Educational budget cuts affect students
President Donald Trump released his prospective 2017-2018 Department of Education budget in mid-March of this year seeking to cut $3 billion in funding.
The proposal has drawn widespread criticism from many education and civil rights groups. It should be noted that it is merely a blueprint, with Congressional lawmakers drafting their own proposals and the plan that Congress passes will form the basis of the various departmental appropriation bills.
That round of vital educational decision-making isn’t expected until May. It also curtails or eliminates funding for around 20 departmental programs that are assessed as ineffective, duplicative or don’t serve “national needs,” whether those are political or religious in nature is anyone’s guess.
With decreased funding having repercussions for students and educators across the country, low-income students are particularly vulnerable. In addition to eliminating the Supplemental Educational Opportunity Grants, which offer need based aid to around 1.6 million low-income undergraduates yearly, this administration wants to significantly reduce Federal Work Study programs.
Although these programs have been criticized for disproportionately aiding private institutions, they are judged successful at helping students graduate and find post college employment, which in recent years a high percentage of students can’t or are having a hard time finding jobs.
Also called for is around $200 million in cuts for federal TRIO programs, which benefit low-income, first generation and disabled students. Crucial Pell Grants are safe for now, although a surplus in that area that would go toward helping students attend summer school, will be partially stripped.
Several educational budget consultants have stated that unanticipated budget cuts can have far ranging consequences to schools purchases of technology and services meant to aid disabled or low-income students.

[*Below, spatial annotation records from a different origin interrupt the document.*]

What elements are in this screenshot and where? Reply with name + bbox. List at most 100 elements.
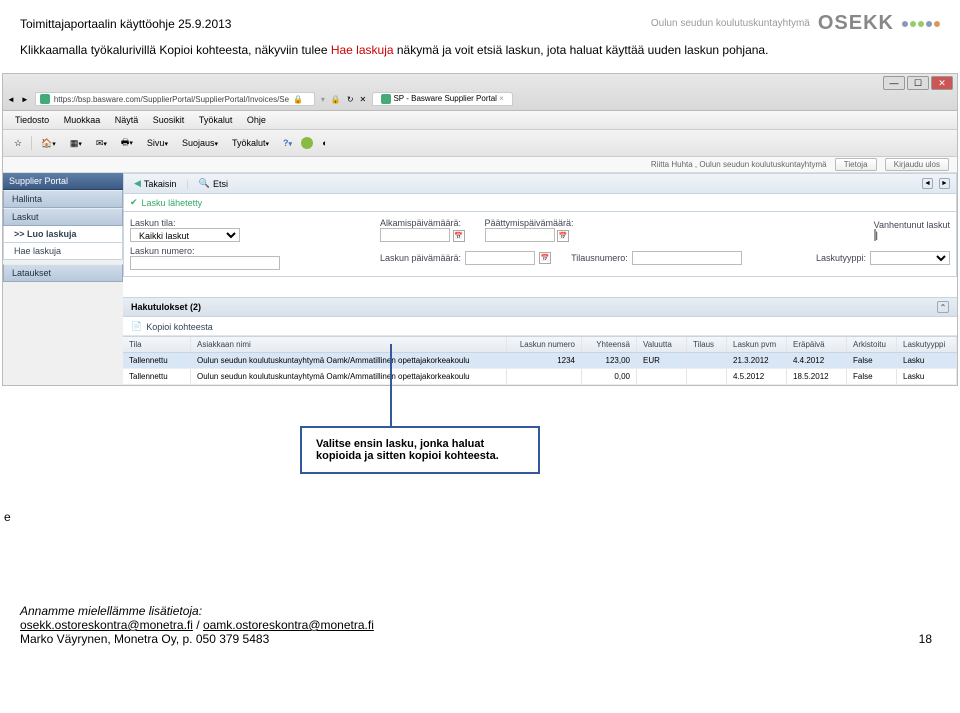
scroll-left-icon[interactable]: ◄ xyxy=(922,178,933,189)
col-erapaiva[interactable]: Eräpäivä xyxy=(787,337,847,352)
select-tyyppi[interactable] xyxy=(870,251,950,265)
toolbar-tyokalut[interactable]: Työkalut▾ xyxy=(227,136,274,150)
home-icon[interactable]: 🏠▾ xyxy=(36,136,61,151)
col-yhteensa[interactable]: Yhteensä xyxy=(582,337,637,352)
sidebar-lataukset[interactable]: Lataukset xyxy=(3,264,123,282)
label-paattymis: Päättymispäivämäärä: xyxy=(485,218,574,228)
sidebar-header: Supplier Portal xyxy=(3,173,123,190)
results-header: Hakutulokset (2) ⌃ xyxy=(123,297,957,317)
select-tila[interactable]: Kaikki laskut xyxy=(130,228,240,242)
intro-text: Klikkaamalla työkalurivillä Kopioi kohte… xyxy=(0,43,960,63)
sidebar-hallinta[interactable]: Hallinta xyxy=(3,190,123,208)
user-strip: Riitta Huhta , Oulun seudun koulutuskunt… xyxy=(3,157,957,173)
intro-highlight: Hae laskuja xyxy=(331,43,394,57)
back-icon[interactable]: ◄ xyxy=(7,95,15,104)
email-link-1[interactable]: osekk.ostoreskontra@monetra.fi xyxy=(20,618,193,632)
input-paiva[interactable] xyxy=(465,251,535,265)
input-numero[interactable] xyxy=(130,256,280,270)
help-icon[interactable]: ?▾ xyxy=(278,136,297,150)
browser-tab[interactable]: SP - Basware Supplier Portal × xyxy=(372,92,513,106)
sidebar-hae-laskuja[interactable]: Hae laskuja xyxy=(3,243,123,260)
feed-icon[interactable]: ▦▾ xyxy=(65,136,87,151)
screenshot: — ☐ ✕ ◄ ► https://bsp.basware.com/Suppli… xyxy=(2,73,958,386)
col-valuutta[interactable]: Valuutta xyxy=(637,337,687,352)
toolbar-sivu[interactable]: Sivu▾ xyxy=(142,136,173,150)
logo-area: Oulun seudun koulutuskuntayhtymä OSEKK xyxy=(651,12,940,35)
lock-icon: 🔒 xyxy=(293,95,303,104)
col-tila[interactable]: Tila xyxy=(123,337,191,352)
menu-muokkaa[interactable]: Muokkaa xyxy=(58,113,107,127)
calendar-icon[interactable]: 📅 xyxy=(539,252,551,264)
label-tyyppi: Laskutyyppi: xyxy=(816,253,866,263)
table-row[interactable]: Tallennettu Oulun seudun koulutuskuntayh… xyxy=(123,369,957,385)
callout-wrap: Valitse ensin lasku, jonka haluat kopioi… xyxy=(0,386,960,506)
tietoja-button[interactable]: Tietoja xyxy=(835,158,877,171)
label-paiva: Laskun päivämäärä: xyxy=(380,253,461,263)
col-pvm[interactable]: Laskun pvm xyxy=(727,337,787,352)
back-arrow-icon: ◀ xyxy=(134,178,141,189)
action-toolbar: ◀ Takaisin | 🔍 Etsi ◄ ► xyxy=(123,173,957,194)
close-icon[interactable]: ✕ xyxy=(931,76,953,90)
user-info: Riitta Huhta , Oulun seudun koulutuskunt… xyxy=(651,160,827,169)
browser-chrome: — ☐ ✕ ◄ ► https://bsp.basware.com/Suppli… xyxy=(3,74,957,111)
url-bar[interactable]: https://bsp.basware.com/SupplierPortal/S… xyxy=(54,95,289,104)
scroll-right-icon[interactable]: ► xyxy=(939,178,950,189)
sidebar-laskut[interactable]: Laskut xyxy=(3,208,123,226)
favicon-icon xyxy=(40,94,50,104)
sidebar-luo-laskuja[interactable]: >> Luo laskuja xyxy=(3,226,123,243)
doc-title: Toimittajaportaalin käyttöohje 25.9.2013 xyxy=(20,17,231,31)
menu-nayta[interactable]: Näytä xyxy=(109,113,145,127)
filter-panel: Laskun tila: Kaikki laskut Alkamispäiväm… xyxy=(123,212,957,277)
calendar-icon[interactable]: 📅 xyxy=(453,230,465,242)
menu-ohje[interactable]: Ohje xyxy=(241,113,272,127)
col-tyyppi[interactable]: Laskutyyppi xyxy=(897,337,957,352)
table-row[interactable]: Tallennettu Oulun seudun koulutuskuntayh… xyxy=(123,353,957,369)
forward-icon[interactable]: ► xyxy=(21,95,29,104)
kopioi-button[interactable]: 📄 Kopioi kohteesta xyxy=(131,321,213,332)
checkbox-vanhentunut[interactable] xyxy=(874,229,876,241)
minimize-icon[interactable]: — xyxy=(883,76,905,90)
input-alkamis[interactable] xyxy=(380,228,450,242)
input-tilausnum[interactable] xyxy=(632,251,742,265)
footer-contact: Marko Väyrynen, Monetra Oy, p. 050 379 5… xyxy=(20,632,940,646)
e-marker: e xyxy=(0,506,960,524)
col-numero[interactable]: Laskun numero xyxy=(507,337,582,352)
page-number: 18 xyxy=(919,632,932,646)
print-icon[interactable]: 🖶▾ xyxy=(116,133,138,153)
etsi-button[interactable]: 🔍 Etsi xyxy=(195,177,232,190)
logo-main: OSEKK xyxy=(818,12,894,35)
main-panel: ◀ Takaisin | 🔍 Etsi ◄ ► ✔ Lasku lähetett… xyxy=(123,173,957,385)
menu-tyokalut[interactable]: Työkalut xyxy=(193,113,239,127)
table-header: Tila Asiakkaan nimi Laskun numero Yhteen… xyxy=(123,336,957,353)
footer: Annamme mielellämme lisätietoja: osekk.o… xyxy=(0,524,960,656)
takaisin-button[interactable]: ◀ Takaisin xyxy=(130,177,180,190)
collapse-icon[interactable]: ⌃ xyxy=(937,301,949,313)
callout-box: Valitse ensin lasku, jonka haluat kopioi… xyxy=(300,426,540,474)
search-icon: 🔍 xyxy=(199,178,210,189)
maximize-icon[interactable]: ☐ xyxy=(907,76,929,90)
label-tilausnum: Tilausnumero: xyxy=(571,253,628,263)
callout-connector xyxy=(390,344,392,426)
label-numero: Laskun numero: xyxy=(130,246,280,256)
email-link-2[interactable]: oamk.ostoreskontra@monetra.fi xyxy=(203,618,374,632)
norton-icon[interactable] xyxy=(301,137,313,149)
col-arkistoitu[interactable]: Arkistoitu xyxy=(847,337,897,352)
menu-suosikit[interactable]: Suosikit xyxy=(147,113,191,127)
input-paattymis[interactable] xyxy=(485,228,555,242)
favorites-icon[interactable]: ☆ xyxy=(9,136,27,151)
menu-tiedosto[interactable]: Tiedosto xyxy=(9,113,55,127)
copy-icon: 📄 xyxy=(131,321,142,332)
logout-button[interactable]: Kirjaudu ulos xyxy=(885,158,949,171)
label-vanhentunut: Vanhentunut laskut xyxy=(874,220,950,230)
extra-icon[interactable]: ◐ xyxy=(317,136,332,150)
col-asiakas[interactable]: Asiakkaan nimi xyxy=(191,337,507,352)
calendar-icon[interactable]: 📅 xyxy=(557,230,569,242)
label-tila: Laskun tila: xyxy=(130,218,240,228)
col-tilaus[interactable]: Tilaus xyxy=(687,337,727,352)
mail-icon[interactable]: ✉▾ xyxy=(91,136,112,151)
label-alkamis: Alkamispäivämäärä: xyxy=(380,218,465,228)
toolbar: ☆ 🏠▾ ▦▾ ✉▾ 🖶▾ Sivu▾ Suojaus▾ Työkalut▾ ?… xyxy=(3,130,957,157)
toolbar-suojaus[interactable]: Suojaus▾ xyxy=(177,136,223,150)
sidebar: Supplier Portal Hallinta Laskut >> Luo l… xyxy=(3,173,123,385)
status-ribbon: ✔ Lasku lähetetty xyxy=(123,194,957,212)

Another vital sector of education is one of professional educator development, which is highly involved in the core group of disciplines referred to by the acronym of STEM (Science, Technology, Engineering and Math) and other sectors of public education. With American students losing status when measured against students of other industrialized nations any cuts in the Federal Department of Education are at best ill-advised and at worst evidence of the Republican Party’s war on public education.